The chosen outcomes were objective measurements, such as weight gain and additionally subjective measures such as patient-reported QoL and change in appetite. All included studies mandated no previous cannabis use or a greater-than-1-month washout period of any appetite stimulants, including corticosteroids and cannabis products for at least the past month.

Results of the Study

Following database and hand-searches, and exclusion processes, 20 full-text articles were assessed for eligibility and five articles were included for review, including a total of 934 adult patients. Two of the studies focused on HIV-positive wasting syndrome with a clinical diagnosis of cachexia through a > 10% or > 2.3 kg of weight loss in the preceding 2 months. The other three studies included patients diagnosed with advanced cancer with an estimated life expectancy of at least 3 months and self-reported weight loss of > 5% or > 2.3 kg in the preceding months, not explained by other diseases or recent surgery.

Following meta-analysis, two of the studies found an overall trend that appetite scores had improved with cannabis-based medicine use; however, no statistically significant change in appetite was observed across all five studies.

The data for QoL outcomes were pooled for three studies but no statistically significant change was observed. In addition, all five studies suffered from some missing outcome data due to loss to follow-up – only one study explicitly explained how it handled missing outcome data through the nearest neighbour approach.

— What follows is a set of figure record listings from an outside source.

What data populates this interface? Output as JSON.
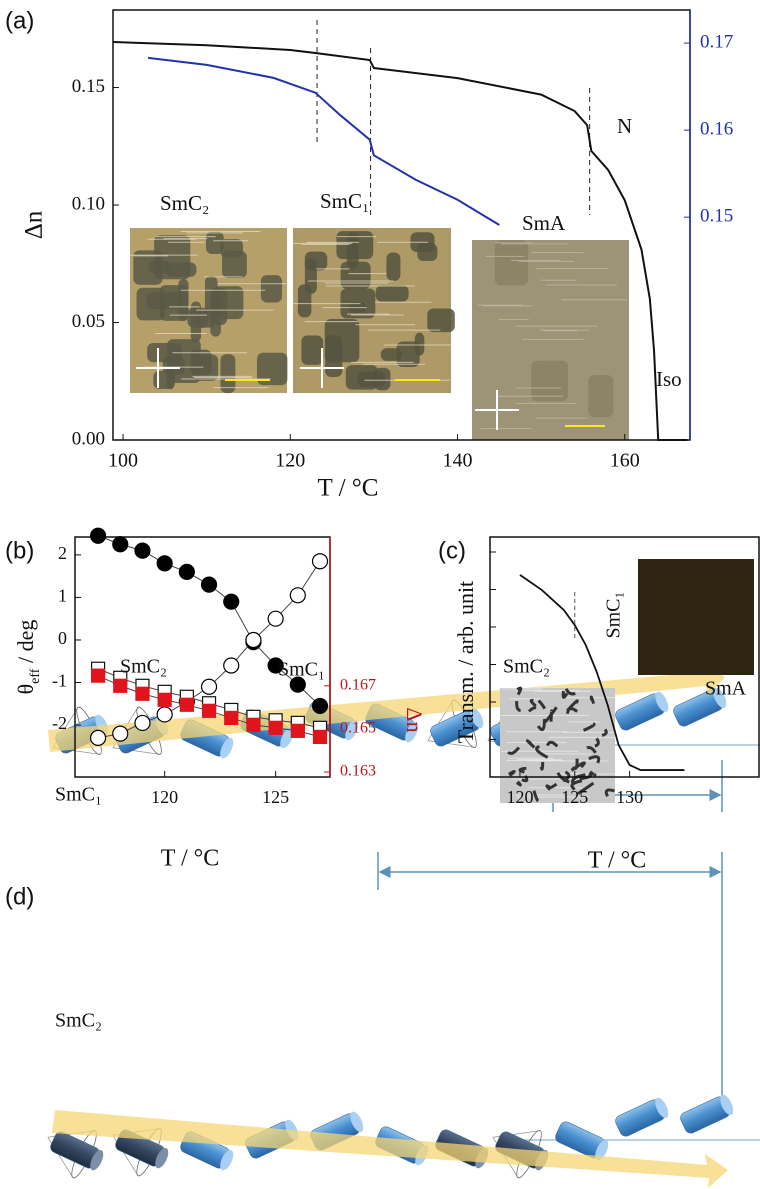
{
  "figure": {
    "panel_labels": [
      "(a)",
      "(b)",
      "(c)",
      "(d)"
    ],
    "diagram": {
      "labels": [
        "SmC₁",
        "SmC₂"
      ]
    }
  },
  "chart_data": [
    {
      "type": "line",
      "x_label": "T / °C",
      "y_label": "Δn",
      "xlim": [
        98.8,
        167.8
      ],
      "xticks": [
        100,
        120,
        140,
        160
      ],
      "ylim": [
        0,
        0.183
      ],
      "yticks": [
        {
          "value": 0,
          "label": "0.00"
        },
        0.05,
        {
          "value": 0.1,
          "label": "0.10"
        },
        0.15
      ],
      "y2lim": [
        0.1244,
        0.1738
      ],
      "y2ticks": [
        0.15,
        0.16,
        0.17
      ],
      "y2color": "#2233aa",
      "series": [
        {
          "color": "#111111",
          "axis": "y",
          "x": [
            98.8,
            110,
            120,
            123,
            129.5,
            130,
            140,
            150,
            154,
            155.5,
            156,
            158,
            160,
            162,
            163,
            163.5,
            164,
            167.5
          ],
          "values": [
            0.1694,
            0.168,
            0.166,
            0.1647,
            0.1617,
            0.1583,
            0.154,
            0.147,
            0.14,
            0.134,
            0.123,
            0.115,
            0.102,
            0.081,
            0.06,
            0.038,
            0,
            0
          ]
        },
        {
          "color": "#2233aa",
          "axis": "y2",
          "x": [
            103,
            110,
            118,
            123,
            126,
            129.5,
            130,
            135,
            140,
            145
          ],
          "values": [
            0.1683,
            0.1675,
            0.166,
            0.1643,
            0.1617,
            0.1589,
            0.1571,
            0.1543,
            0.152,
            0.1491
          ]
        }
      ],
      "phase_transitions": [
        123.2,
        129.6,
        155.8
      ],
      "annotations": [
        "SmC₂",
        "SmC₁",
        "SmA",
        "N",
        "Iso"
      ]
    },
    {
      "type": "scatter-line",
      "x_label": "T / °C",
      "y_label": {
        "symbol": "θ",
        "sub": "eff",
        "unit": " / deg"
      },
      "y2_label": "Δn",
      "xlim": [
        115.96,
        127.45
      ],
      "xticks": [
        120,
        125
      ],
      "ylim": [
        -3.22,
        2.42
      ],
      "yticks": [
        2,
        1,
        0,
        -1,
        -2
      ],
      "y2lim": [
        0.16277,
        0.1739
      ],
      "y2ticks": [
        0.167,
        0.165,
        0.163
      ],
      "y2color": "#c0141c",
      "x": [
        117,
        118,
        119,
        120,
        121,
        122,
        123,
        124,
        125,
        126,
        127
      ],
      "series": [
        {
          "color": "#000000",
          "marker": "circle",
          "filled": true,
          "axis": "y",
          "values": [
            2.45,
            2.25,
            2.1,
            1.8,
            1.6,
            1.3,
            0.9,
            -0.05,
            -0.6,
            -1.05,
            -1.55
          ]
        },
        {
          "color": "#000000",
          "marker": "circle",
          "filled": false,
          "axis": "y",
          "values": [
            -2.3,
            -2.2,
            -1.95,
            -1.75,
            -1.45,
            -1.1,
            -0.6,
            0,
            0.5,
            1.05,
            1.85
          ]
        },
        {
          "color": "#e0141c",
          "marker": "square",
          "filled": false,
          "axis": "y2",
          "values": [
            0.16779,
            0.16737,
            0.167,
            0.16672,
            0.16649,
            0.16619,
            0.16588,
            0.16556,
            0.1654,
            0.16528,
            0.16505
          ]
        },
        {
          "color": "#e0141c",
          "marker": "square",
          "filled": true,
          "axis": "y2",
          "values": [
            0.16747,
            0.167,
            0.16663,
            0.16635,
            0.16612,
            0.16584,
            0.16551,
            0.16519,
            0.16505,
            0.16491,
            0.16463
          ]
        }
      ],
      "annotations": [
        "SmC₂",
        "SmC₁"
      ]
    },
    {
      "type": "line",
      "x_label": "T / °C",
      "y_label": "Transm. / arb. unit",
      "xlim": [
        117.27,
        141.8
      ],
      "xticks": [
        120,
        125,
        130
      ],
      "ylim": [
        0,
        1
      ],
      "series": [
        {
          "color": "#111111",
          "x": [
            120,
            122,
            124,
            125,
            126,
            127,
            128,
            129,
            130,
            131,
            133,
            135
          ],
          "values": [
            0.842,
            0.779,
            0.696,
            0.633,
            0.55,
            0.438,
            0.3,
            0.133,
            0.05,
            0.029,
            0.029,
            0.029
          ]
        }
      ],
      "phase_transitions": [
        125
      ],
      "annotations": [
        "SmC₂",
        "SmC₁",
        "SmA"
      ]
    }
  ]
}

Overall, the findings in this review are in line with a previous systematic review on cannabinoid use in palliative medicine that observed no significant effect of cannabinoids on appetite or weight change. Furthermore, studies that were included in this review and others are considered to have a relatively high risk of bias and low-quality evidence.

Nonetheless, cannabinoids possess sufficient pharmacological potential for use in cachexia. CB1R agonists increase appetite in orexigenic and anorexigenic neurones. Moreover, THC and in particular CBD have demonstrated immunoregulatory function, particularly through modulating tumour necrosis factor-a and interleukin-6, suggesting a mechanism through which to treat cachexia.


The authors of this review concluded that the included studies yielded no high-quality evidence to recommend the use of cannabis-based medicines in the treatment of cachexia. The findings support previous findings that there is no high-quality evidence to support the use of any pharmacological agents in isolation for this condition.

Therefore, the researchers recommend that “based on the pharmacological potential of cannabinoids for increasing appetite and modulating immune function combined with the unmet need to develop an effective treatment option for cachectic patients, further trials be conducted.” In particular, it is concluded, THC/(cannabidiol)CBD combination regimens mat warrant specific further evaluation, as THC has been found to stimulate appetite, while CBD is immunomodulatory.

Finally, it is recommended that further studies be carried out to assess the potential of whole-plant cannabis extracts and determine how an entourage effect of cannabis compounds may be beneficial for the treatment of cachexia.